Professor of Neurology, Barts & The London. MS & Preventive Neurology thinker, blogger, runner, vegetable gardener, husband, father, cook and wine & food lover.


  • >>I am fascinated to find out why MS was so rare in those days.

    I guess it wasn't. In these days a lot of ppl still lived outside cities and couldn't afford docotors or any medical teatment. So if someone developed MS symptomes it wasn't recognized.

    This also explains why there is a "rise in MS".

  • Why was MS so rare in those days? Some ideas..

    1. As the above post suggests, the rise in diagnostics and evidence based science, along with access to doctors, has identified more people with MS.
    2. Population numbers are rising… hence the 1/1000 number of people with MS is rising.
    3. The idea that MS is triggered by viral infection… this virus is spreading.
    4. The hygiene hypothesis… people in 17th century Scotland had helminths and other bacterial diseases that modulated their immune systems against the development / presentation of MS.
    5. Mortality – people died from other conditions earlier… so that many people with MS died before RRMS developed into SPMS.
    6. Medical records – a paucity thereof.
    7. MS is increasing influenced by environmental pollutants… (and I don't mean aspartame).
    8. People spend more time indoors nowadays than then.
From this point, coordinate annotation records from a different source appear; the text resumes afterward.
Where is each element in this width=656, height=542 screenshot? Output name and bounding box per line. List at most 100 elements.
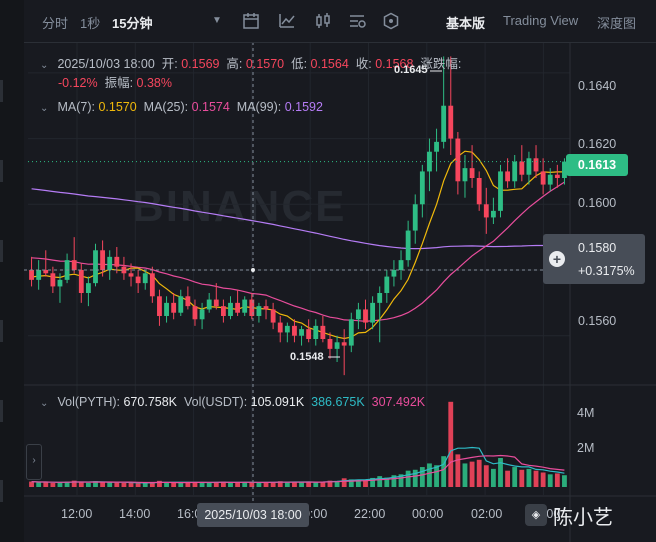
- strip-marker: [0, 400, 3, 422]
- volume-ma-slow-line: [31, 454, 565, 484]
- candle: [256, 302, 262, 323]
- volume-bar: [71, 480, 77, 487]
- volume-bar: [135, 483, 141, 487]
- volume-bar: [36, 482, 42, 487]
- volume-bar: [206, 482, 212, 487]
- volume-bar: [519, 469, 525, 487]
- candle: [562, 158, 567, 185]
- price-tick: 0.1620: [578, 137, 617, 151]
- collapse-chevron-icon[interactable]: ⌄: [40, 103, 49, 114]
- candle-body: [476, 178, 482, 205]
- settings-list-icon[interactable]: [348, 12, 366, 30]
- candle-body: [533, 158, 539, 172]
- one-second-tab[interactable]: 1秒: [80, 16, 101, 31]
- candle: [157, 289, 162, 326]
- volume-bar: [199, 482, 205, 487]
- time-tick: 02:00: [471, 507, 503, 521]
- volume-bar: [78, 482, 84, 487]
- candle: [142, 270, 148, 290]
- volume-ma-lines: [31, 446, 565, 484]
- candle-body: [469, 168, 475, 178]
- volume-bar: [562, 475, 567, 487]
- chart-toolbar: 分时 1秒 15分钟 ▼ 基本版 Trading View 深度图: [24, 0, 656, 43]
- candle: [178, 289, 184, 316]
- depth-chart-tab[interactable]: 深度图: [597, 16, 637, 31]
- crosshair-time-tag: 2025/10/03 18:00: [197, 503, 309, 527]
- candle: [519, 145, 525, 182]
- high-annotation: 0.1645: [394, 64, 428, 76]
- candle-body: [547, 174, 553, 185]
- change-label: 涨跌幅:: [420, 57, 462, 71]
- timeshare-tab[interactable]: 分时: [42, 16, 69, 31]
- low-value: 0.1564: [310, 57, 349, 71]
- interval-dropdown-icon[interactable]: ▼: [212, 15, 222, 26]
- add-alert-plus-icon[interactable]: +: [549, 251, 565, 267]
- price-tick: 0.1640: [578, 79, 617, 93]
- ma25-label: MA(25):: [143, 100, 189, 114]
- candle: [391, 260, 397, 287]
- time-tick: 14:00: [119, 507, 151, 521]
- candle: [107, 250, 113, 280]
- candle-body: [462, 168, 468, 182]
- indicator-chart-icon[interactable]: [278, 12, 296, 30]
- volume-bar: [505, 470, 511, 487]
- candle: [57, 273, 63, 303]
- interval-15m-tab[interactable]: 15分钟: [112, 16, 153, 31]
- candle: [249, 293, 255, 320]
- volume-bar: [398, 474, 404, 487]
- candle-body: [57, 279, 63, 287]
- collapse-chevron-icon[interactable]: ⌄: [40, 398, 49, 409]
- candle: [43, 250, 49, 277]
- close-label: 收:: [355, 57, 372, 71]
- trading-view-tab[interactable]: Trading View: [503, 13, 579, 28]
- candle-body: [419, 171, 425, 205]
- candle: [306, 319, 312, 343]
- candle: [185, 286, 191, 310]
- collapse-chevron-icon[interactable]: ⌄: [40, 60, 49, 71]
- ma7-value: 0.1570: [98, 100, 137, 114]
- ma-lines: [31, 150, 565, 340]
- basic-view-tab[interactable]: 基本版: [446, 16, 486, 31]
- volume-bar: [526, 468, 532, 487]
- volume-bar: [121, 482, 127, 487]
- candle-body: [50, 273, 56, 287]
- volume-bar: [171, 482, 177, 487]
- candle: [554, 164, 560, 188]
- strip-marker: [0, 80, 3, 102]
- candle-type-icon[interactable]: [314, 12, 332, 30]
- volume-bar: [213, 482, 219, 487]
- current-price-tag: 0.1613: [566, 154, 628, 176]
- left-strip: [0, 0, 24, 542]
- calendar-icon[interactable]: [242, 12, 260, 30]
- candle-body: [292, 325, 297, 336]
- hexagon-settings-icon[interactable]: [382, 12, 400, 30]
- candle: [85, 276, 91, 307]
- expand-panel-button[interactable]: ›: [26, 444, 42, 480]
- candle-body: [391, 270, 397, 277]
- volume-bar: [334, 481, 340, 487]
- candle-body: [448, 105, 454, 139]
- volume-bar: [363, 479, 368, 487]
- candle: [490, 197, 496, 224]
- ma25-value: 0.1574: [191, 100, 230, 114]
- candle-body: [220, 306, 226, 316]
- candle: [149, 266, 155, 303]
- candle-body: [114, 256, 120, 267]
- amplitude-label: 振幅:: [104, 76, 134, 90]
- volume-bar: [128, 483, 134, 487]
- volume-bar: [391, 475, 397, 487]
- candle: [434, 128, 439, 172]
- candle-body: [306, 329, 312, 339]
- volume-bar: [441, 456, 447, 487]
- volume-bar: [270, 481, 276, 487]
- price-tick: 0.1600: [578, 196, 617, 210]
- candle: [341, 329, 347, 376]
- vol-ma1-value: 386.675K: [311, 395, 365, 409]
- candle: [476, 171, 482, 211]
- candle-body: [441, 105, 447, 142]
- candle-body: [100, 250, 106, 270]
- candle-body: [434, 141, 439, 152]
- low-label: 低:: [291, 57, 308, 71]
- candle-body: [498, 171, 503, 211]
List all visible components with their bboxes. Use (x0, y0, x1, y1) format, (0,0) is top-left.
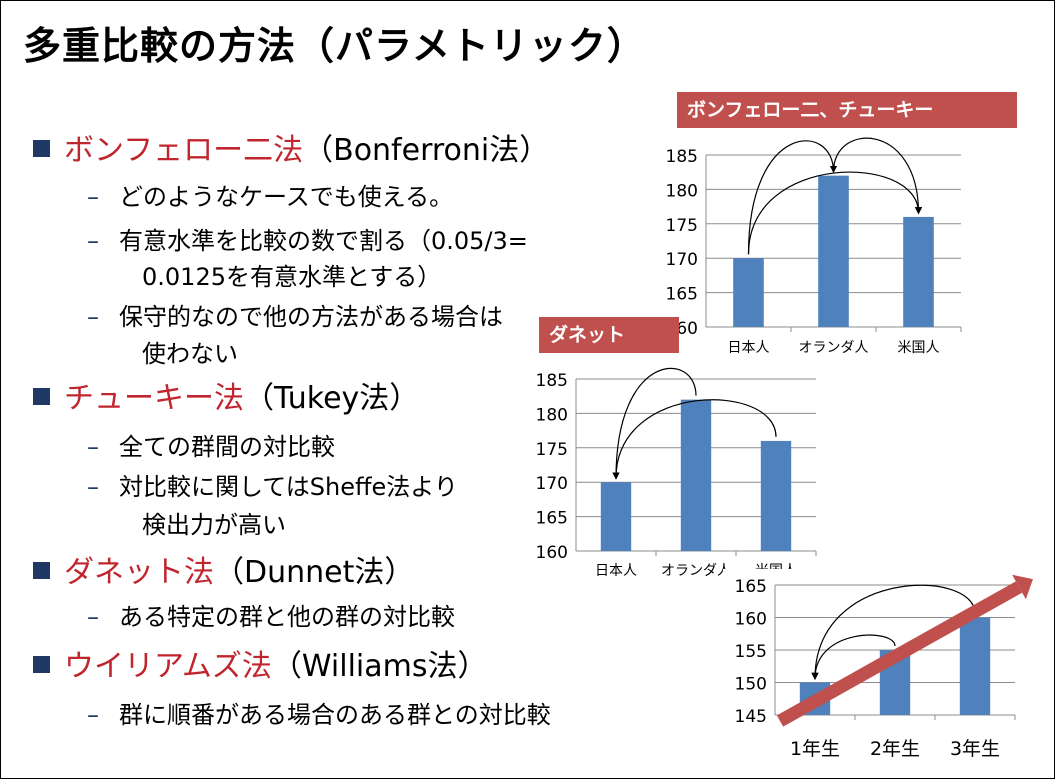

And we rise with our alarm clocks, not the sun.

    Interestingly – this early diagnostic instance seems to run contrary some pollutant theories (i.e. aspartame wasn't around then). And the diet thesis is challenged too… as in I am sure people can get access to healthier meals than a 17th century seamstress…

  • "as in I am sure people can get access to healthier meals than a 17th century seamstress…"

    Really, you mean with all the chemicals inside the stuff we are stuffing ourselves with?

  • I addressed the chemical issue in point 7.

    I was more referring to access to types of food and vitamin deficiencies. We can satisfy the cravings that our bodies have when we are vitamin deficient in the modern world. They couldn't necessarily in the 17th century.

    The high early mortality rates at the time were not just to lack of access to drugs. Stunted growth and bad teeth show a very poor diet by many.

    I am just not 100% sold on the idea that MS is a disease that is created by poor diet. In many parts of the world there are very poor diets (Tonga has a terrible diet for instance – mainly consisting of tins from the US) but low incidence of MS. And the idea that MS is 'cured' by a low fat diet… the Inuit of North America have low MS rates but eat a very saturated fat diet. Go figure.

    Before I had my first attack I lived on a mediterranean diet (my wife is Greek)… I almost never ate processed foods. Still got the attack though.